May Myat Noe, 16, was training to become a K-pop star in South Korea after winning the Seoul-based Miss Asia Pacific World beauty pageant in May.
But last week the organisers stripped her of the title for alleged dishonesty, accusing her of absconding with the crown and the $10,000 implants, which they say they funded to enhance her budding singing career.
On Tuesday the beauty queen hit back and demanded an apology from the organisers.
“It is natural for me to feel that an apology should be demanded to rectify the damage they have done to the integrity of my country,” she told a packed press conference in Yangon.
“I will return the crown only when they apologise to Myanmar, for the dignity of our country.”
May Myat Noe also denied accepting free breast implants.
“I was put under duress to undergo head-to-toe cosmetic surgery which I refused… I didn’t have breast implants, but I don’t want to go into details, to preserve my dignity,” she said.
Her comments appear to have deepened the acrimony between pageant organisers and their former queen.
Young Choi, founder of Miss Asia Pacific World, told AFP the organisers had photographic evidence of the breast implant operation and that they would consider legal action against May Myat Noe.
“She has been lying. She also lied at today’s news conference. She must return the crown,” he said, declining to give the cost of the tiara but explaining it was made over several weeks by ten specialists.
“It’s not for us but for her to apologise. She has been hurting our image and credibility,” he said in Seoul.

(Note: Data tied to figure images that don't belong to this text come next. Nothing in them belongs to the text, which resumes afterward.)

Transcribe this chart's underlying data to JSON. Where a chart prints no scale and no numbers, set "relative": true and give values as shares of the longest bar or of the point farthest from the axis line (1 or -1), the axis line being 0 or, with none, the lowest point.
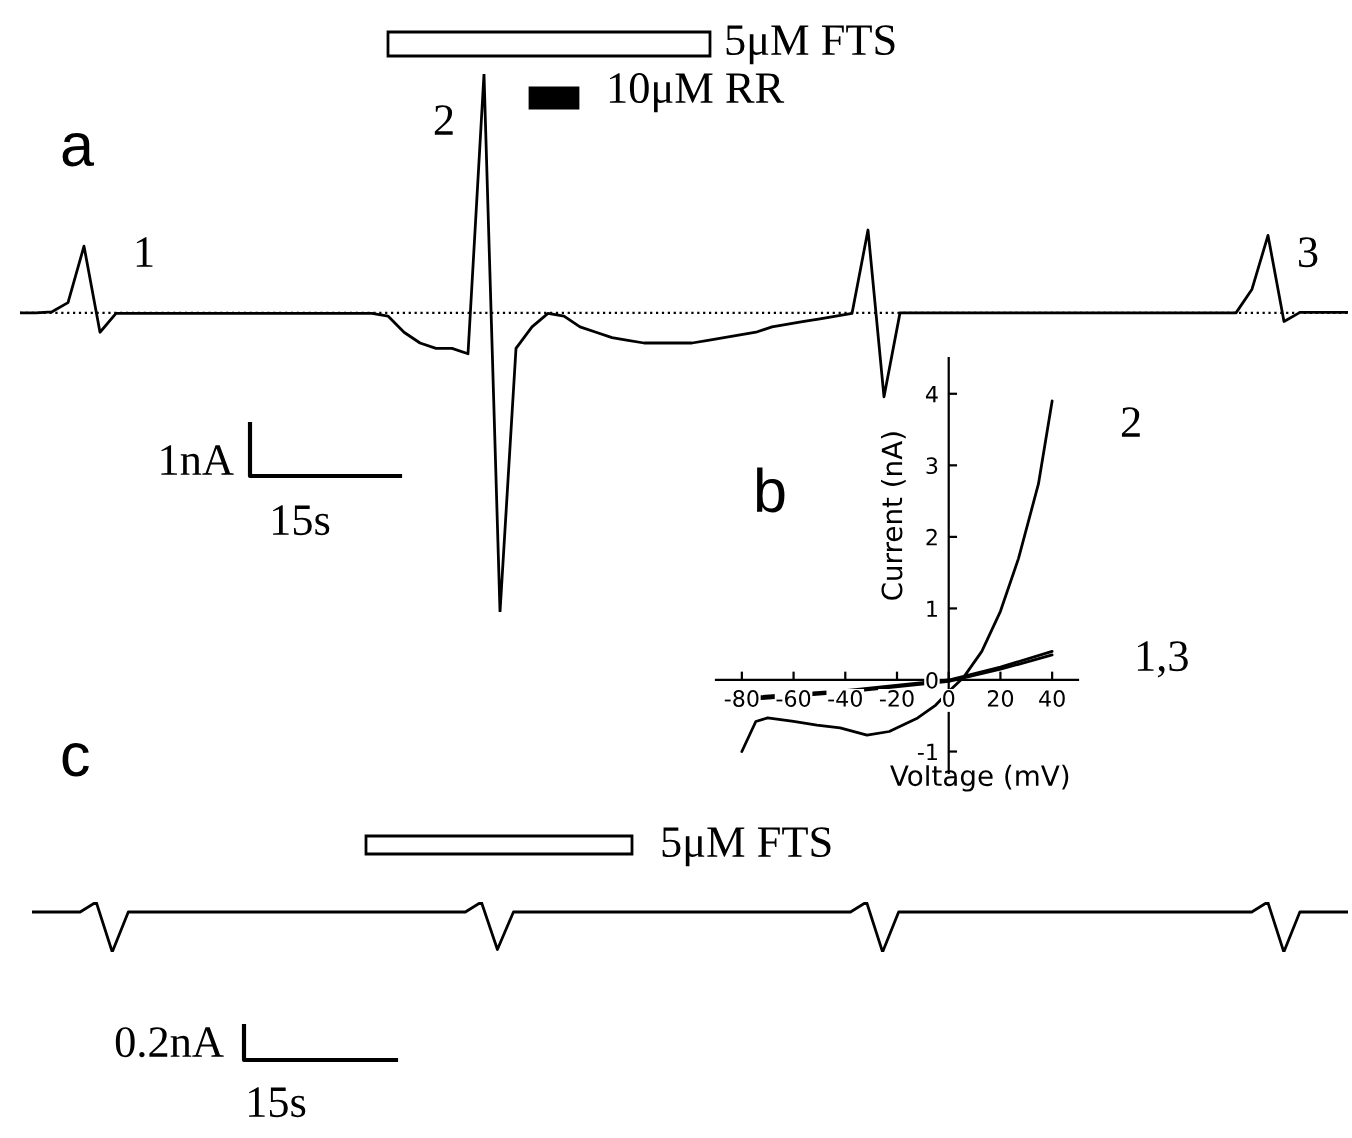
{
  "chart_data": [
    {
      "type": "line",
      "relative": true,
      "categories": [
        null,
        null,
        null,
        null,
        null,
        null,
        null,
        null,
        null,
        null,
        null,
        null,
        null,
        null,
        null,
        null,
        null,
        null,
        null,
        null,
        null,
        null,
        null,
        null,
        null,
        null,
        null,
        null,
        null,
        null,
        null,
        null,
        null,
        null,
        null,
        null,
        null,
        null,
        null,
        null,
        null,
        null,
        null,
        null,
        null,
        null,
        null,
        null,
        null,
        null,
        null,
        null,
        null,
        null,
        null,
        null,
        null,
        null,
        null,
        null,
        null,
        null,
        null,
        null,
        null,
        null,
        null,
        null,
        null,
        null,
        null,
        null,
        null,
        null,
        null,
        null,
        null,
        null,
        null,
        null,
        null,
        null,
        null,
        null
      ],
      "series": [
        {
          "color": "#000000",
          "values": [
            0.556,
            0.556,
            0.558,
            0.575,
            0.68,
            0.52,
            0.555,
            0.555,
            0.555,
            0.555,
            0.555,
            0.555,
            0.555,
            0.555,
            0.555,
            0.555,
            0.555,
            0.555,
            0.555,
            0.555,
            0.555,
            0.555,
            0.555,
            0.55,
            0.52,
            0.5,
            0.49,
            0.49,
            0.48,
            1.0,
            0.0,
            0.49,
            0.53,
            0.555,
            0.55,
            0.53,
            0.52,
            0.51,
            0.505,
            0.5,
            0.5,
            0.5,
            0.5,
            0.505,
            0.51,
            0.515,
            0.52,
            0.53,
            0.535,
            0.54,
            0.545,
            0.55,
            0.555,
            0.71,
            0.4,
            0.556,
            0.556,
            0.556,
            0.556,
            0.556,
            0.556,
            0.556,
            0.556,
            0.556,
            0.556,
            0.556,
            0.556,
            0.556,
            0.556,
            0.556,
            0.556,
            0.556,
            0.556,
            0.556,
            0.556,
            0.556,
            0.556,
            0.6,
            0.7,
            0.54,
            0.557,
            0.557,
            0.557,
            0.557
          ]
        }
      ],
      "ref_lines": [
        {
          "axis": "y",
          "value": 0.556,
          "line_style": "dotted",
          "color": "#000000"
        }
      ],
      "annotations": [
        "a",
        "1",
        "2",
        "3",
        "5μM FTS",
        "10μM RR",
        "1nA",
        "15s"
      ]
    },
    {
      "type": "line",
      "xlabel": "Voltage (mV)",
      "ylabel": "Current (nA)",
      "xlim": [
        -90,
        50
      ],
      "ylim": [
        -1.3,
        4.5
      ],
      "xticks": [
        -80,
        -60,
        -40,
        -20,
        0,
        20,
        40
      ],
      "yticks": [
        -1,
        0,
        1,
        2,
        3,
        4
      ],
      "series": [
        {
          "name": "2",
          "color": "#000000",
          "x": [
            -80,
            -74.6,
            -70,
            -60,
            -51,
            -42,
            -31.6,
            -23,
            -12,
            -5,
            0,
            5.6,
            12.8,
            20,
            27,
            34.7,
            40
          ],
          "values": [
            -1.0,
            -0.58,
            -0.53,
            -0.58,
            -0.63,
            -0.67,
            -0.77,
            -0.72,
            -0.53,
            -0.35,
            -0.16,
            0.03,
            0.4,
            0.96,
            1.7,
            2.74,
            3.9
          ]
        },
        {
          "name": "1,3",
          "color": "#000000",
          "x": [
            -80,
            -40,
            0,
            20,
            40
          ],
          "values": [
            -0.25,
            -0.15,
            0.0,
            0.18,
            0.4
          ]
        },
        {
          "color": "#000000",
          "x": [
            -80,
            -40,
            0,
            20,
            40
          ],
          "values": [
            -0.28,
            -0.17,
            -0.02,
            0.15,
            0.35
          ]
        }
      ],
      "annotations": [
        "b"
      ]
    },
    {
      "type": "line",
      "relative": true,
      "categories": [
        null,
        null,
        null,
        null,
        null,
        null,
        null,
        null,
        null,
        null,
        null,
        null,
        null,
        null,
        null,
        null,
        null,
        null,
        null,
        null,
        null,
        null,
        null,
        null,
        null,
        null,
        null,
        null,
        null,
        null,
        null,
        null,
        null,
        null,
        null,
        null,
        null,
        null,
        null,
        null,
        null,
        null,
        null,
        null,
        null,
        null,
        null,
        null,
        null,
        null,
        null,
        null,
        null,
        null,
        null,
        null,
        null,
        null,
        null,
        null,
        null,
        null,
        null,
        null,
        null,
        null,
        null,
        null,
        null,
        null,
        null,
        null,
        null,
        null,
        null,
        null,
        null,
        null,
        null,
        null,
        null,
        null,
        null
      ],
      "series": [
        {
          "color": "#000000",
          "values": [
            0.8,
            0.8,
            0.8,
            0.8,
            1.0,
            0.0,
            0.8,
            0.8,
            0.8,
            0.8,
            0.8,
            0.8,
            0.8,
            0.8,
            0.8,
            0.8,
            0.8,
            0.8,
            0.8,
            0.8,
            0.8,
            0.8,
            0.8,
            0.8,
            0.8,
            0.8,
            0.8,
            0.8,
            1.0,
            0.05,
            0.8,
            0.8,
            0.8,
            0.8,
            0.8,
            0.8,
            0.8,
            0.8,
            0.8,
            0.8,
            0.8,
            0.8,
            0.8,
            0.8,
            0.8,
            0.8,
            0.8,
            0.8,
            0.8,
            0.8,
            0.8,
            0.8,
            1.0,
            0.0,
            0.8,
            0.8,
            0.8,
            0.8,
            0.8,
            0.8,
            0.8,
            0.8,
            0.8,
            0.8,
            0.8,
            0.8,
            0.8,
            0.8,
            0.8,
            0.8,
            0.8,
            0.8,
            0.8,
            0.8,
            0.8,
            0.8,
            0.8,
            1.0,
            0.0,
            0.8,
            0.8,
            0.8,
            0.8
          ]
        }
      ],
      "annotations": [
        "c",
        "5μM FTS",
        "0.2nA",
        "15s"
      ]
    }
  ]
}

Choi said his organisation hoped to handle the sensitive matter “quietly in consideration of relations between South Korea and Myanmar” but was ready to consider a lawsuit “if she refuses to cooperate.”

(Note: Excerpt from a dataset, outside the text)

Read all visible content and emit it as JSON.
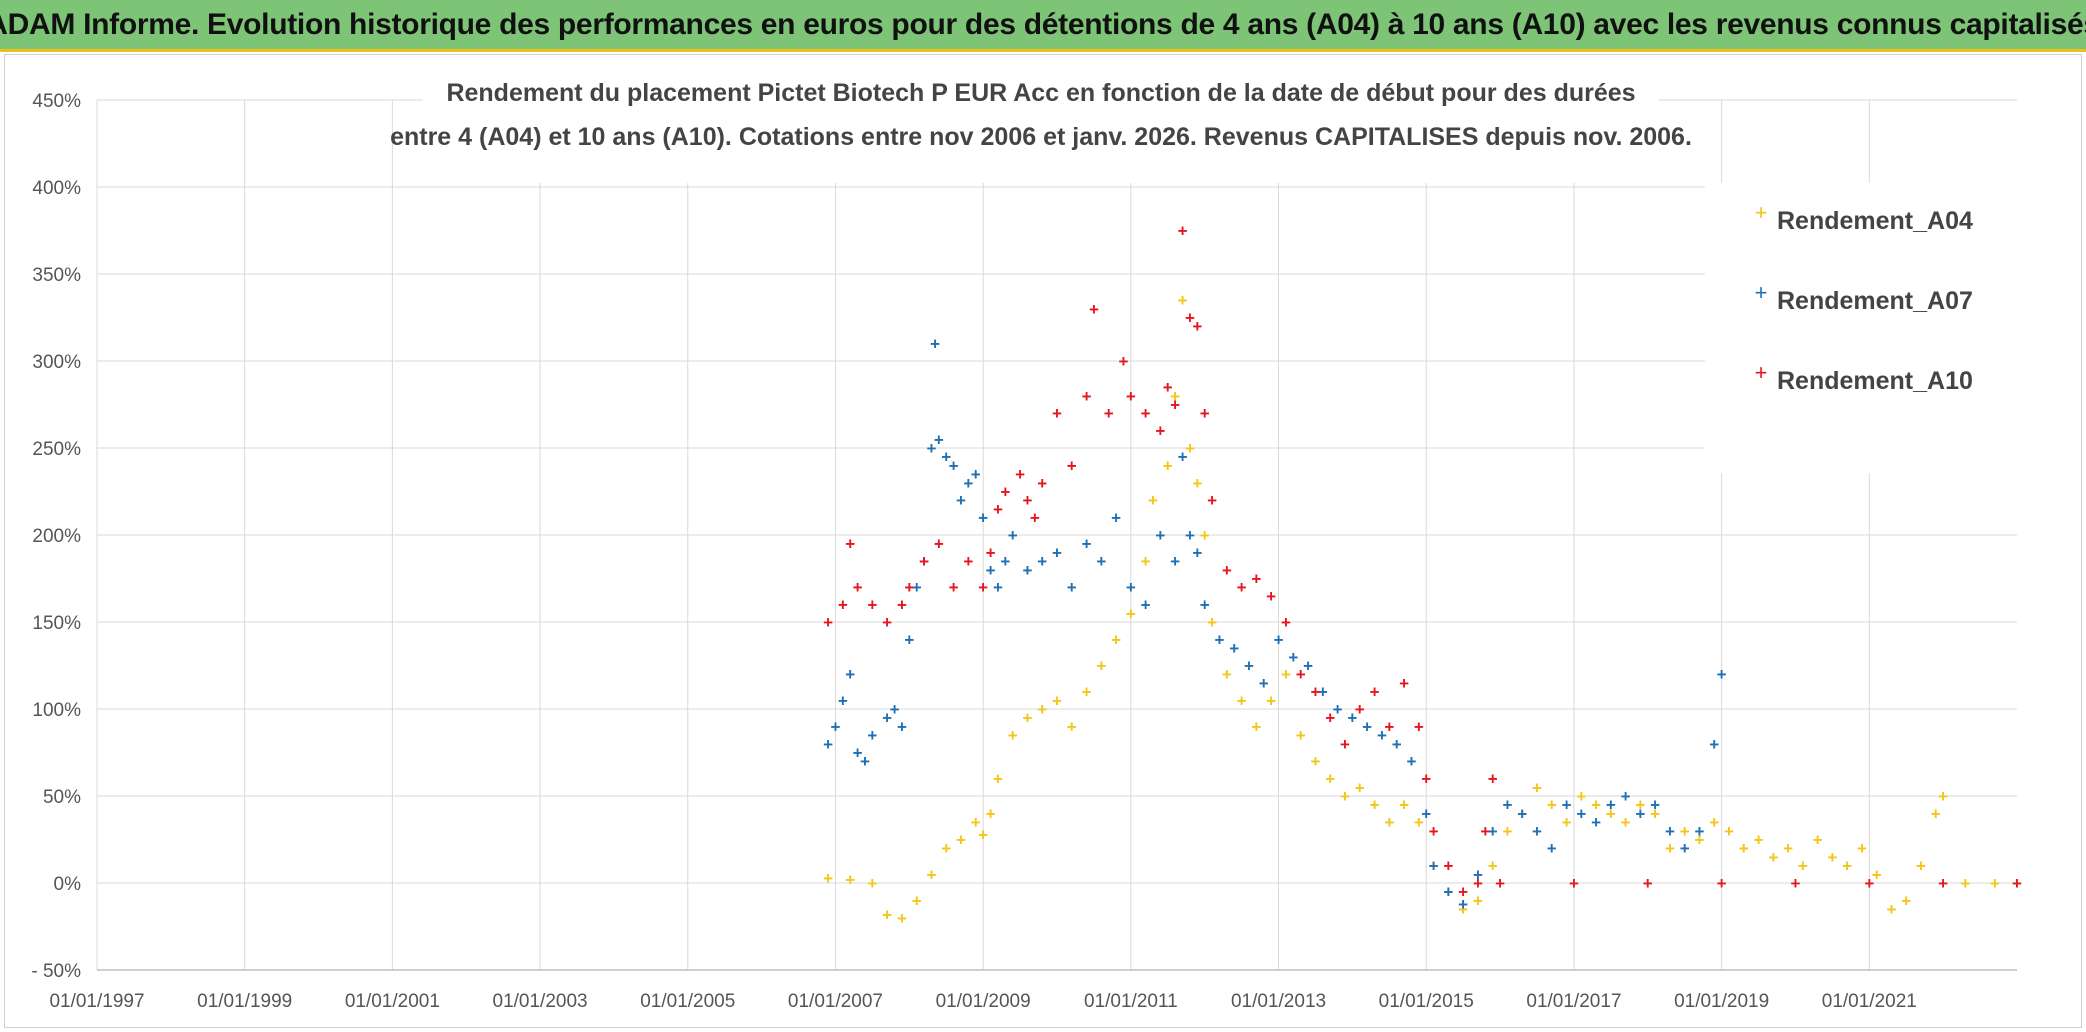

Myanmar women are eyeing success in international beauty pageants as the country opens up after decades of military rule.
Despite undergoing sweeping political and social reforms, Myanmar remains a deeply conservative nation.

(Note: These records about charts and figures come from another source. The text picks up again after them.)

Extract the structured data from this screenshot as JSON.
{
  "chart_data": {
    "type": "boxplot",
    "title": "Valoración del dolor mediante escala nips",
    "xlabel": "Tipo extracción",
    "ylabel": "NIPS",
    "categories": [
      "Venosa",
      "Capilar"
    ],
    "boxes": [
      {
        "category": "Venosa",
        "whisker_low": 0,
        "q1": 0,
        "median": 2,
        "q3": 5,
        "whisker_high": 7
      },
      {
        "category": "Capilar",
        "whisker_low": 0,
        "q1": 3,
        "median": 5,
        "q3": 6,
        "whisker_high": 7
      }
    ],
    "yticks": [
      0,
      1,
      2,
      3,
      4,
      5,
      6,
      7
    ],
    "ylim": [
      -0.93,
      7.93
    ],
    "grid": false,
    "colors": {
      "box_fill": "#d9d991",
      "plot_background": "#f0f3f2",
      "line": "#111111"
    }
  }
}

But new fashions and overseas products are creeping into the once cloistered nation, supported by a proliferation of magazines for young consumers and an increasingly vibrant pop culture.
Last year a US-educated business graduate was selected as the first Miss Universe contestant to represent Myanmar in more than 50 years.
May Myat Noe is the latest in a growing list of beauty queens from Southeast Asia to run into trouble.
In June Thailand’s contender for the Miss Universe pageant relinquished her crown after she allegedly called for supporters of the ousted government to be “executed”, sparking a barrage of online criticism.